Bennett bags bass fishing’s biggest payday - Major League Fishing

Bennett bags bass fishing’s biggest payday

Duracell pro refines junk-fishing to win $1 million in Forrest Wood Cup
Image for Bennett bags bass fishing’s biggest payday
FLW Tour pro Michael Bennett of Lincoln, Calif., holds up his check after capturing the 2008 Forrest Wood Cup. Photo by Gary Mortenson. Angler: Michael Bennett.
August 17, 2008 • Rob Newell • Archives

COLUMBIA, S.C. – As the old saying goes, one man’s trash is another man’s treasure.

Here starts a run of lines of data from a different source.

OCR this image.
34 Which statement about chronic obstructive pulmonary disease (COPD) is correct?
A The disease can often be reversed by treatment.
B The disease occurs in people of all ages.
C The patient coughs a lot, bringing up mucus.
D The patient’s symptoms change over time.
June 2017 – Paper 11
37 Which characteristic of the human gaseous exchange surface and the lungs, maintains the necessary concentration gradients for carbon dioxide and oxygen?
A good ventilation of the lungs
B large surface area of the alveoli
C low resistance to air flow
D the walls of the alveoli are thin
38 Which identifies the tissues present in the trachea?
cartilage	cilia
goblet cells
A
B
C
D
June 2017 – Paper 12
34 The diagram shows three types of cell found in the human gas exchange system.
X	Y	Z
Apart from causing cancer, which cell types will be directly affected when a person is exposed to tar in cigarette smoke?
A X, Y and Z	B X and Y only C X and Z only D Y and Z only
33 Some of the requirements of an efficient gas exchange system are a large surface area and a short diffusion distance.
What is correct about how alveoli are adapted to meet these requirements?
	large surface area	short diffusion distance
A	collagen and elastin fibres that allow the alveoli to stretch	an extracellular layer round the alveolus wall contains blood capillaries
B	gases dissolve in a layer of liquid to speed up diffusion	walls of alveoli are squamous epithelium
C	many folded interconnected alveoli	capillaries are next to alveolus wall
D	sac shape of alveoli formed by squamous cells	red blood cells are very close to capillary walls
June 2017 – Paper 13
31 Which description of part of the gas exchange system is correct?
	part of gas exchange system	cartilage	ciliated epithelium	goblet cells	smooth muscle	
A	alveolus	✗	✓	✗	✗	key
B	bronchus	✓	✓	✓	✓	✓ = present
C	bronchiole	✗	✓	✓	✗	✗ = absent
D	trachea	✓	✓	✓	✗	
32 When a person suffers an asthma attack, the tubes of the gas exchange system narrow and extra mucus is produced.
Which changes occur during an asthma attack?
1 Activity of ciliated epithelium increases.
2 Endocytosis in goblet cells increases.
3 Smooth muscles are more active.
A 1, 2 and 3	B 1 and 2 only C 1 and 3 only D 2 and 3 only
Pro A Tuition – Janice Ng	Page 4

No one understands that more than Duracell pro Michael Bennett of Lincoln, Calif., who turned his junk-fishing ways into a bass-producing pattern to win $1 million dollars in the 2008 Forrest Wood Cup.

All week, the words “junk-fishing” filled the media room in the Colonial Center during post-tournament interviews as pro after pro described their fishing patterns on Lake Murray this week.

Many pros dubbed their patternless catches as “junk-fishing” or “trash-fishing,” terms that refer to going down the bank casting to “junk” such as lay-downs, willow trees, docks, grass, riprap, seawalls or anything else that gets in the way.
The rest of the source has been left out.